The group’s Zacks Industry Rank, basically the average of the Zacks Rank of all the member stocks, indicates bleak near-term prospects. Our research shows that the top 50% of the Zacks-ranked industries outperform the bottom 50% by a factor of more than 2 to 1.
The sell-side analysts covering the companies in this industry have been decreasing their estimates. Over the past year, the industry’s consensus earnings estimate for the current year has decreased 6.2%.
Before we present a few stocks that investors can retain, given their growth prospects, let’s take a look at the industry’s recent stock market performance and current valuation.
Industry Underperforms S&P 500 and Sector
The Zacks Transportation - Rail industry has underperformed the Zacks S&P 500 Composite index as well as the broader sector over the past year.
Over this period, the industry has declined 3.6% compared with the S&P 500 Index’s northward movement of 28.6% and the broader sector’s growth of 0.9%.
Industry's Current Valuation
Based on the trailing 12-month price-to-book (P/B), a commonly used multiple for valuing railroad stocks, the industry is currently trading at 6.31X compared with the S&P 500’s 8.86X. It is above the sector’s P/B ratio of 4.58X.
Over the past five years, the industry has traded as high as 10.92X, as low as 5.72X and at the median of 7.58X.

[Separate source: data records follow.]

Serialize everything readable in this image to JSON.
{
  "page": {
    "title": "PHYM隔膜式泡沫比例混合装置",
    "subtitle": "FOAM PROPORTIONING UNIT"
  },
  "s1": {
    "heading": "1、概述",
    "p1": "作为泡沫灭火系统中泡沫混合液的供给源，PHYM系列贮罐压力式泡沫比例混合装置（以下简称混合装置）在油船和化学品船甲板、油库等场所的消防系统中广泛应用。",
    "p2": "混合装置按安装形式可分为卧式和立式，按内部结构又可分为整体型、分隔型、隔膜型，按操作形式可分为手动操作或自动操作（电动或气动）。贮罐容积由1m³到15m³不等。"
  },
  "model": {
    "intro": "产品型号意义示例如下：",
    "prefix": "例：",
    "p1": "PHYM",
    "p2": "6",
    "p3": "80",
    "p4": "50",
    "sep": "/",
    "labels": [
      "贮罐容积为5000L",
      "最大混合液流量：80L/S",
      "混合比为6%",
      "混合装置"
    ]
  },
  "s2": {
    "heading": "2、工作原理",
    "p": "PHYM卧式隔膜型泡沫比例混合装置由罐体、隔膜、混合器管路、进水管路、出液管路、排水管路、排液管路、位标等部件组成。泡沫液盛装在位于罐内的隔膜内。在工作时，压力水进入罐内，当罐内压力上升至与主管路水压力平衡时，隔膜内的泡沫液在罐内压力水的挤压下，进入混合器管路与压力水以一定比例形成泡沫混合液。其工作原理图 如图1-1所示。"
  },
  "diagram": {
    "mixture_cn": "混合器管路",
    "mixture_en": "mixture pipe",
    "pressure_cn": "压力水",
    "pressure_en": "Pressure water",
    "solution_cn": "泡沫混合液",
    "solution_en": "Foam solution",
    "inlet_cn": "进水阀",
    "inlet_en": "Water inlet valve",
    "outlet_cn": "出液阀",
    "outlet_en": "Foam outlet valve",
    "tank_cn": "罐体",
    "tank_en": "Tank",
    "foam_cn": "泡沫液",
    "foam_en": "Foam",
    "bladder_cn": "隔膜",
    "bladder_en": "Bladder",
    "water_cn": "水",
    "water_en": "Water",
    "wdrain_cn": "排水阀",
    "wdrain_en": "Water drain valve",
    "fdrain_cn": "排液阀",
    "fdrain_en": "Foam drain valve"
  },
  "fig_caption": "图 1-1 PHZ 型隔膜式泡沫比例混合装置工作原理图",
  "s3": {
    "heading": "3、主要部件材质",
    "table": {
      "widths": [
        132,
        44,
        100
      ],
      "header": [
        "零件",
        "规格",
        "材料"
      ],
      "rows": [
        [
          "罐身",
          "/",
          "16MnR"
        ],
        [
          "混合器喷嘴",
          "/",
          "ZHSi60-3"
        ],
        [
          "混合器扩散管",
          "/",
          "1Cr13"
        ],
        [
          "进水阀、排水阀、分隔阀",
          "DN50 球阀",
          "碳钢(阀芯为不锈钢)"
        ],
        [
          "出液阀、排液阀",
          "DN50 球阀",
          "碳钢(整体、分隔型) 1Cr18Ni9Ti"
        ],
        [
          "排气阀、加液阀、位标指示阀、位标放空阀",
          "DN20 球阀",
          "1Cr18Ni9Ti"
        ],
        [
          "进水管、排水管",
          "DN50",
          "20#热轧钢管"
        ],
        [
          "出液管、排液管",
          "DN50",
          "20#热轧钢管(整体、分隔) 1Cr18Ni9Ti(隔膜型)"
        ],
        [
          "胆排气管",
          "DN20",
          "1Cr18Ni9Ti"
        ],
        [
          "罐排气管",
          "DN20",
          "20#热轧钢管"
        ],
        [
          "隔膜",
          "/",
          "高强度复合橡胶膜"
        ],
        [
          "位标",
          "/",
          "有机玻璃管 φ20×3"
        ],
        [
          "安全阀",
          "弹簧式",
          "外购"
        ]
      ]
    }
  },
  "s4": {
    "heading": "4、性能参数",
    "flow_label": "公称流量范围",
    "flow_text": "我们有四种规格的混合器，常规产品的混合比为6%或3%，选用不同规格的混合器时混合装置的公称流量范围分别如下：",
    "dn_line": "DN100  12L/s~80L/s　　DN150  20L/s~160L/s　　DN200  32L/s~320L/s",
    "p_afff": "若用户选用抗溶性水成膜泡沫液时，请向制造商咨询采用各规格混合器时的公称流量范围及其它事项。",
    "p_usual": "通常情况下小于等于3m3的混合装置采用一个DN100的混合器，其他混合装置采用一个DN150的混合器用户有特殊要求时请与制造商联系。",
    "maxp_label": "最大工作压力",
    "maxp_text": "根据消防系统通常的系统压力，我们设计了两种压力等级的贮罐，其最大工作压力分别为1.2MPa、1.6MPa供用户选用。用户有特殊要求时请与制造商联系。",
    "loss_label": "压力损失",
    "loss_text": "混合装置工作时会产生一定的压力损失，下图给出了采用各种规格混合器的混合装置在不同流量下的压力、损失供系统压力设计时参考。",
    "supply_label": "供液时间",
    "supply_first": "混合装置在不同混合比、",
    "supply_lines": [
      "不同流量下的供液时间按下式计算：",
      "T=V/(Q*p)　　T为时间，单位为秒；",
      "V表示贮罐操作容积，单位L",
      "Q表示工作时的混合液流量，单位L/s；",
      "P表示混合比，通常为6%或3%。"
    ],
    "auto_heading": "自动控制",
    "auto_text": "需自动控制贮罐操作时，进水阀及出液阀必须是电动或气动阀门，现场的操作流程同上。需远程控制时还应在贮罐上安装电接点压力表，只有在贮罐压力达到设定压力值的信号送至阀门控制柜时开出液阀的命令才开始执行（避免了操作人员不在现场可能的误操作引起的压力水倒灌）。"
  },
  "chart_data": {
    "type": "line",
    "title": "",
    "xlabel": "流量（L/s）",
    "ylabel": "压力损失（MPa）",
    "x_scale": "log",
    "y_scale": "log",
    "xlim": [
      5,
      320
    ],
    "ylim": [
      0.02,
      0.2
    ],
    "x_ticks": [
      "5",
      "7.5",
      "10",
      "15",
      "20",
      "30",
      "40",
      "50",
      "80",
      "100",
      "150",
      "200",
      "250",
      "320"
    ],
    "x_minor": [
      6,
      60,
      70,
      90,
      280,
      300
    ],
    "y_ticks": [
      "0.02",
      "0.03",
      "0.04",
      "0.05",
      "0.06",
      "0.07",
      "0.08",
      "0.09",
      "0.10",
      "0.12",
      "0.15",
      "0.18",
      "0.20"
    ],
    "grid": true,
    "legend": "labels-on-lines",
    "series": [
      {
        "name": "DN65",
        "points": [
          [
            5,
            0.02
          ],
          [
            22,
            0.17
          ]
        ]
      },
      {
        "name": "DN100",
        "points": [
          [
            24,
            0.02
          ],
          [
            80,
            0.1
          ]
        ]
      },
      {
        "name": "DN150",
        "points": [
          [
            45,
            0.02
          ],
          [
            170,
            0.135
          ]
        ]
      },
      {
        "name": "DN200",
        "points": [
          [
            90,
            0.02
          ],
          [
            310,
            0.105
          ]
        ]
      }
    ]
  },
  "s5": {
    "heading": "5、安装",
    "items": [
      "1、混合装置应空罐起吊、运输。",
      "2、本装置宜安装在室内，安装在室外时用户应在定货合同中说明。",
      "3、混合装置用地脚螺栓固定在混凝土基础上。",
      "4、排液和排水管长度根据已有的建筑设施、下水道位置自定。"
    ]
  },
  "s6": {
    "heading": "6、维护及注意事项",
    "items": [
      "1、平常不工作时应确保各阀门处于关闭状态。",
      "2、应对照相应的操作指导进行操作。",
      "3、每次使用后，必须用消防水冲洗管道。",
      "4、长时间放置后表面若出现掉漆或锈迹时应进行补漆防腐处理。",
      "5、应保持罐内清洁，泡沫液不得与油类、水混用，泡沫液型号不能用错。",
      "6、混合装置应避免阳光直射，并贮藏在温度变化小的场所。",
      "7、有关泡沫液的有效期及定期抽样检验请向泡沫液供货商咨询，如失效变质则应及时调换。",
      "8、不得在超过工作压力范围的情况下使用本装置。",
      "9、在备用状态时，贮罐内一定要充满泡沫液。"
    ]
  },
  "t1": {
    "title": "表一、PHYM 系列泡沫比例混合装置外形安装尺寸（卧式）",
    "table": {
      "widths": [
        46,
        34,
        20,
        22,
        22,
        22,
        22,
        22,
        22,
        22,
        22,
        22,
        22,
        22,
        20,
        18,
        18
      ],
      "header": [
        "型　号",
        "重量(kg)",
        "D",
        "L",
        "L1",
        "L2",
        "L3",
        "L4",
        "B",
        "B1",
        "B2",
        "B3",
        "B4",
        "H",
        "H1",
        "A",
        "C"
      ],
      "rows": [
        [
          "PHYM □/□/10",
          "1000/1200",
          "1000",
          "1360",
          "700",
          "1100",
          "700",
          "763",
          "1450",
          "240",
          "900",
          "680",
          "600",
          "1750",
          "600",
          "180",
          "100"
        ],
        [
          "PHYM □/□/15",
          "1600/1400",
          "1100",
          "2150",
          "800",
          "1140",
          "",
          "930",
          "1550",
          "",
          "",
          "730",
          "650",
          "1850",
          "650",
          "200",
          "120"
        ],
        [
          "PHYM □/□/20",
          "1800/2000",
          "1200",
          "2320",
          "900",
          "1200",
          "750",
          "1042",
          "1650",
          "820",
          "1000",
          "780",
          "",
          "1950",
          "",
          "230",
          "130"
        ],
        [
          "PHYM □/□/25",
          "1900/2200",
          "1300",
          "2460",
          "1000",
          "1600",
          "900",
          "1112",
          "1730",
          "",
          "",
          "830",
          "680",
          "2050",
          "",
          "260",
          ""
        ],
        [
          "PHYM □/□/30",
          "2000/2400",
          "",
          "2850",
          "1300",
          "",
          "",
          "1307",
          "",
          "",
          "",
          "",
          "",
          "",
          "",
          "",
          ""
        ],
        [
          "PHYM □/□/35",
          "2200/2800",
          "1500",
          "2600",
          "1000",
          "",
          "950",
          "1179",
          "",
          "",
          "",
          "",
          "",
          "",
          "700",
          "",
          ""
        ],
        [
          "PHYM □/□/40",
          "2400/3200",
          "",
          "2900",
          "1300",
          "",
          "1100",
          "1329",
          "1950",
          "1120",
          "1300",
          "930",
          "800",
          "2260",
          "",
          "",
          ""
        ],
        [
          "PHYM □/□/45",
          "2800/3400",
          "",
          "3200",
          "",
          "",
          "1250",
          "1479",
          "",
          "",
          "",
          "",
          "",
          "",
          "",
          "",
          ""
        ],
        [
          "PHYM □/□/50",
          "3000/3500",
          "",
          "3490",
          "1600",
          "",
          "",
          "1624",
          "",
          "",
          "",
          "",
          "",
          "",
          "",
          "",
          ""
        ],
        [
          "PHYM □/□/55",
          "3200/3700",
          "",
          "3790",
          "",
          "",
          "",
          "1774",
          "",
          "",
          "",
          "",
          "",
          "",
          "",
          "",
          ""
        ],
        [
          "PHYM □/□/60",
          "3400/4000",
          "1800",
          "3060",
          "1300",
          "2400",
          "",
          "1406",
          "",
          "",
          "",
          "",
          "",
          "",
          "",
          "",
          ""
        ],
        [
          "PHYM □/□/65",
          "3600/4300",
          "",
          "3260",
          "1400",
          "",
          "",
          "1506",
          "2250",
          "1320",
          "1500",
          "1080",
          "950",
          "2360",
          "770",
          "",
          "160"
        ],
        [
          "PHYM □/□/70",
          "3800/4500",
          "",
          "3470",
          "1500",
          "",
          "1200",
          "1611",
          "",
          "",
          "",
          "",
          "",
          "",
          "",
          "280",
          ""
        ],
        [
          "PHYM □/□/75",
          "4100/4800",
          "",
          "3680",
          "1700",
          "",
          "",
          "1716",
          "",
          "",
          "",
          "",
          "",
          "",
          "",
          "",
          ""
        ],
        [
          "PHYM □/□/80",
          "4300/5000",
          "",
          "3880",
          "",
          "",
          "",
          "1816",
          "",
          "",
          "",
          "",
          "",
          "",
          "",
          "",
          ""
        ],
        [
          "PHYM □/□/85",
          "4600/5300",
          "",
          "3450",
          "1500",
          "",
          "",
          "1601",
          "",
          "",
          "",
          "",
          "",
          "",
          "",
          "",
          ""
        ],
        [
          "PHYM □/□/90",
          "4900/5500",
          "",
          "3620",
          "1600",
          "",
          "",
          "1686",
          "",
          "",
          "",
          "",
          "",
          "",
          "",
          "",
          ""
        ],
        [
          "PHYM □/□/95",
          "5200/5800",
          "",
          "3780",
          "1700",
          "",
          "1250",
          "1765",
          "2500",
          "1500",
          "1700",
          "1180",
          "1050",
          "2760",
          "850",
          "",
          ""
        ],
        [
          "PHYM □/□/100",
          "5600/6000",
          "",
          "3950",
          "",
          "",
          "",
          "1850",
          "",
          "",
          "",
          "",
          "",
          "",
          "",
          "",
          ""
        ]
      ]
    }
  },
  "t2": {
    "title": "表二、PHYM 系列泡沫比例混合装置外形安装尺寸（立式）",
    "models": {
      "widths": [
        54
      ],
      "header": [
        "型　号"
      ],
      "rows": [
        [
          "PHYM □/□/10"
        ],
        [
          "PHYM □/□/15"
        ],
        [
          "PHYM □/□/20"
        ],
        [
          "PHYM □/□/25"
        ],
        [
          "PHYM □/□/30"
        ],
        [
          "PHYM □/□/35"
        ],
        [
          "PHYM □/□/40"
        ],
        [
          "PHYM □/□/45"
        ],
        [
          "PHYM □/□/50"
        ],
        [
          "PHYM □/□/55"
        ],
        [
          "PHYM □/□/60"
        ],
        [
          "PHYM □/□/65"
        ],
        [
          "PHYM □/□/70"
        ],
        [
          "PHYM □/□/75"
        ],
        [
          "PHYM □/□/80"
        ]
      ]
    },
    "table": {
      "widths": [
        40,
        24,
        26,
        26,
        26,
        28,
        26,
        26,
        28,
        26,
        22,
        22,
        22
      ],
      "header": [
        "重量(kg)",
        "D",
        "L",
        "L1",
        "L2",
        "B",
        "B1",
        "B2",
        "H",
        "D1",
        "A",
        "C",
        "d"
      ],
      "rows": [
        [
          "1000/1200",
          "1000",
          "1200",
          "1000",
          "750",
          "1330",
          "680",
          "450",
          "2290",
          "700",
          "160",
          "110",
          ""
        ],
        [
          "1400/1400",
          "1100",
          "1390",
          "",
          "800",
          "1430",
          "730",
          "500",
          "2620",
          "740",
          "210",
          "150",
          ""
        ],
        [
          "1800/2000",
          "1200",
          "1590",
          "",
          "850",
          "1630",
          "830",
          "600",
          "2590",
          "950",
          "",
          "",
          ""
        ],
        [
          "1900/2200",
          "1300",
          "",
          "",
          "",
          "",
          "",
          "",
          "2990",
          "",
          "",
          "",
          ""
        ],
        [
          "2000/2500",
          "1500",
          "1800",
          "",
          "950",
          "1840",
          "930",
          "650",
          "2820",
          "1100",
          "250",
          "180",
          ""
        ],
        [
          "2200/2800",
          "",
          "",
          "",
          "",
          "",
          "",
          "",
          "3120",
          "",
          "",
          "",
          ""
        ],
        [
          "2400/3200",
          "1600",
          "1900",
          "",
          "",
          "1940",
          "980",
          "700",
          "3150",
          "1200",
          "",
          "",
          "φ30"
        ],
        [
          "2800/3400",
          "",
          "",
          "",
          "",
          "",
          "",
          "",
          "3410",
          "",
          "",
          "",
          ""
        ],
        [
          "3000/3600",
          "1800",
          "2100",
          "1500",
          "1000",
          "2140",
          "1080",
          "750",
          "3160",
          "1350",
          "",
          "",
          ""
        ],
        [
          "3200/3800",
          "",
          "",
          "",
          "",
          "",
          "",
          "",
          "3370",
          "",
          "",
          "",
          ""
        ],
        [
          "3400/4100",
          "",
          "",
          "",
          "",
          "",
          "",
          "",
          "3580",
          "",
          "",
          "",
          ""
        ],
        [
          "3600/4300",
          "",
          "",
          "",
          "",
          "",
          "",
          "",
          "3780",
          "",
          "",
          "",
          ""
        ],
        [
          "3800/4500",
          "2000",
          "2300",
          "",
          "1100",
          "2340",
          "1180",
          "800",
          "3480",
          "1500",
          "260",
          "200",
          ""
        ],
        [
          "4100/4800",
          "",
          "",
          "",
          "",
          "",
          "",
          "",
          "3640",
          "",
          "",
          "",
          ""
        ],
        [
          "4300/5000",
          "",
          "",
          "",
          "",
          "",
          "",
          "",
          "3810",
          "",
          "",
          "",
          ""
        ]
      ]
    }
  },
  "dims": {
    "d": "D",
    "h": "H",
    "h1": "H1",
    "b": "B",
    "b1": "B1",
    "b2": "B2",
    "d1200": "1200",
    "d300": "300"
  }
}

3 Stocks to Keep an Eye On
We are presenting three Zacks Rank #3 (Hold) stocks that are well-positioned to grow in the near term. You can see the complete list of today’s Zacks #1 Rank (Strong Buy) stocks here.
Canadian Pacific: Headquartered in Calgary, Canada, Canadian Pacific manages a transcontinental freight railway in Canada, the United States and Mexico.
Improvement in freight revenues bode well for Canadian Pacific Kansas City. Efforts to reward shareholders through dividends are commendable. Canadian Pacific's earnings surpassed the Zacks Consensus Estimate in two of the past four quarters (missing the mark in the remaining two quarters), delivering an average surprise of 1.52%.
CNI: Based in Montreal, Canada, Canadian National is involved in the rail, intermodal, trucking, and marine transportation and logistics business in Canada and the United States.
Canadian National's consistent efforts to reward its shareholders via dividends and buybacks are encouraging and highlight its financial strength. Strong cash flow generating ability supports its shareholder-friendly activities. For 2024, CNI now expects to deliver adjusted diluted EPS growth in the low-single-digit range. CSX has a stellar track record with respect to earnings surprises. The company surpassed the Zacks Consensus Estimate in three of the past four quarters (in line with the mark in the remaining quarter), with an average beat of 1.64%.
Norfolk Southern: Headquartered in Atlanta, GA, Norfolk Southern engages in the rail transportation of raw materials, intermediate products and finished goods in the United States.
Ecommerce demand is supporting Norfolk Southern’s shipment volumes, its PSR and other cost reduction initiatives are increasing its operating efficiency, while steady shareholder returns supports prices. The company's earnings surpassed the Zacks Consensus Estimate in two of the past four quarters (missing the mark in the remaining two quarters), delivering an average surprise of 1.58%.